我略微有些吃惊,思忖之间,对不久之前的臆测又加深了几分判断,“无功受禄,难以心安。”
“这话说得倒是不错!”聂宣束紧氅袍,扶案离座,“只可惜我俩胸无大志,一心只想游戏人间,没什么心思逐鹿江湖,今日酒足饭饱,此番多承盛情款待,只有留待改日再谢了,告辞!”
我紧随而起,掀帘迈下石阶,尚未走远,突听南宫海自信的笑声从身后传来:“此举与己与彼两相受益,甚望二位多做几番考虑。”
循着栈道几经曲转,方自穿过山壁重叠的廊庑,聂宣突然停住脚步,回头间,亮漆漆的黑眸中精芒隐现,“我方才思虑再三,差不多想出了大致计划。”

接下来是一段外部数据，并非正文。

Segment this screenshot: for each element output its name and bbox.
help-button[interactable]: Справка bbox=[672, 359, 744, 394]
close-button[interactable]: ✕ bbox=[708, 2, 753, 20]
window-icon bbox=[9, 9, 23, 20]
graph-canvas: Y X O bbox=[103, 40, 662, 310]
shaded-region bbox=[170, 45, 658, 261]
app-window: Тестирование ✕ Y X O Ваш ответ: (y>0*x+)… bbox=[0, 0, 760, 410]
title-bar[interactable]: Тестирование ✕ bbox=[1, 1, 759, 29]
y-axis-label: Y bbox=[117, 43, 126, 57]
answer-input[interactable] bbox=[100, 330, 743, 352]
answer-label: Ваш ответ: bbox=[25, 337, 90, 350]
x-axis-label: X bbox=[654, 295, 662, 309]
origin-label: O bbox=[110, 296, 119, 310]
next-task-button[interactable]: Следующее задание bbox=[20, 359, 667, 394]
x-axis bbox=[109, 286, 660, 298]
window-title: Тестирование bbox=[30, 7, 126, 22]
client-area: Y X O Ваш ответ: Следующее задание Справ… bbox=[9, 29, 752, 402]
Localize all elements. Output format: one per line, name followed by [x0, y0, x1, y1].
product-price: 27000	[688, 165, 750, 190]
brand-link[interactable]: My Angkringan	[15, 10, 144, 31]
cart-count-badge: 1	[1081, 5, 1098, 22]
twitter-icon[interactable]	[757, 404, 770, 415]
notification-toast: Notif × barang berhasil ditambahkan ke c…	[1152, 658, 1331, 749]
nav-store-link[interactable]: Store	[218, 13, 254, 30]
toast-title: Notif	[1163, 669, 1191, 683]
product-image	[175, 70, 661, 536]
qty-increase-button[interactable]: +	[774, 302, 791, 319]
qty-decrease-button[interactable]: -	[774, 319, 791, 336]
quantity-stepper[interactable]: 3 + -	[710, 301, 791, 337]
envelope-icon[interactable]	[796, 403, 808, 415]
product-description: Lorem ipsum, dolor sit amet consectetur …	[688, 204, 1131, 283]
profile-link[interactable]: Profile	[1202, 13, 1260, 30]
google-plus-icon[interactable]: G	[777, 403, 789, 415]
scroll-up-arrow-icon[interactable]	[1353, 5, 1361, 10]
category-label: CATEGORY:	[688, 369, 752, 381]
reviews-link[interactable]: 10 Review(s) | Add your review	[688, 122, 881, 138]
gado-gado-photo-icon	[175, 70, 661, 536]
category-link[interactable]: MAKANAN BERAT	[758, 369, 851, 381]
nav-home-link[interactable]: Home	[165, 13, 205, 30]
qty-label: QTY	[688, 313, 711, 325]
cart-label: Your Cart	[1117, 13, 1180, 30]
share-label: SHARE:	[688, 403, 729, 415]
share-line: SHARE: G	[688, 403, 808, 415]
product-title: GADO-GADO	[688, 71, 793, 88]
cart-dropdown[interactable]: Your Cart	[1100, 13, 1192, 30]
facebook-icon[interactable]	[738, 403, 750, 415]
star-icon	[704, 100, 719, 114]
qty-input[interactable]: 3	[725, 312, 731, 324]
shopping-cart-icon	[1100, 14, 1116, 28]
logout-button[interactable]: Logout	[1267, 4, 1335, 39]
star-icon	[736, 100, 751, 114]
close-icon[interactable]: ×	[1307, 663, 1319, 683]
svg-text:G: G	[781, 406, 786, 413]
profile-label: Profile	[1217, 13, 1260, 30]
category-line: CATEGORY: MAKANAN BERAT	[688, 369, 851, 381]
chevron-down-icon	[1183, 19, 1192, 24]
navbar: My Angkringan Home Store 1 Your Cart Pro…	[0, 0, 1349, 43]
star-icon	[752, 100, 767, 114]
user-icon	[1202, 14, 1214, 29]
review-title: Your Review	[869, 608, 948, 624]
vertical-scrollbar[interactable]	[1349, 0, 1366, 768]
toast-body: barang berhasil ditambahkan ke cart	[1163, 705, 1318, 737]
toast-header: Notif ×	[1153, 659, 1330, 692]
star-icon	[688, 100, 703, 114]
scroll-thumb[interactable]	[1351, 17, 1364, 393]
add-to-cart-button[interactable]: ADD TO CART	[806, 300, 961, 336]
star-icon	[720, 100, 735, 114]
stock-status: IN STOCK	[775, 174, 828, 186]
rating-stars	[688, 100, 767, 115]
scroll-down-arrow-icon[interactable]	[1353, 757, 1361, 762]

此刻谷中飘洒着蒙蒙细雨,愈发衬得薄雾轻绢,如隔浅水浓烟,在被群山环拥的稀薄云海间,依稀透出几抹朦胧雨色。
眼前景色固然迷人,我却没什么心思去欣赏。
“之前上山之时,我也曾拟划过一番,只是不知跟你的计策有多少出入?”
他饶有兴致的搓搓手掌,戏谑的笑容自唇边溢出,“先别说,让我来猜猜看,若能推测个八九不离十,那你我便是心有灵犀,往后若遇到凶险,咱们只需悄然一瞥,便是心意相通,已胜千万盟誓了,雪若,你说是也不是?”
“我没心情开玩笑。”
见我一派严肃,他收起了调笑的语气,只是眸子里笑意依旧,仍是那副不知死活的样子,“此间行事非比往常,不得不慎重其事,我已想过好多的计策,但都略有破绽,思来想去,唯有将咱们此行的目的一并兼顾才算得上妙计,如此一石二鸟,岂非最为省心。”
我不觉一阵愕然,心口砰砰跳动,意外之余,口吻仍自淡然如初,未有丝毫起伏:“接着说下去。”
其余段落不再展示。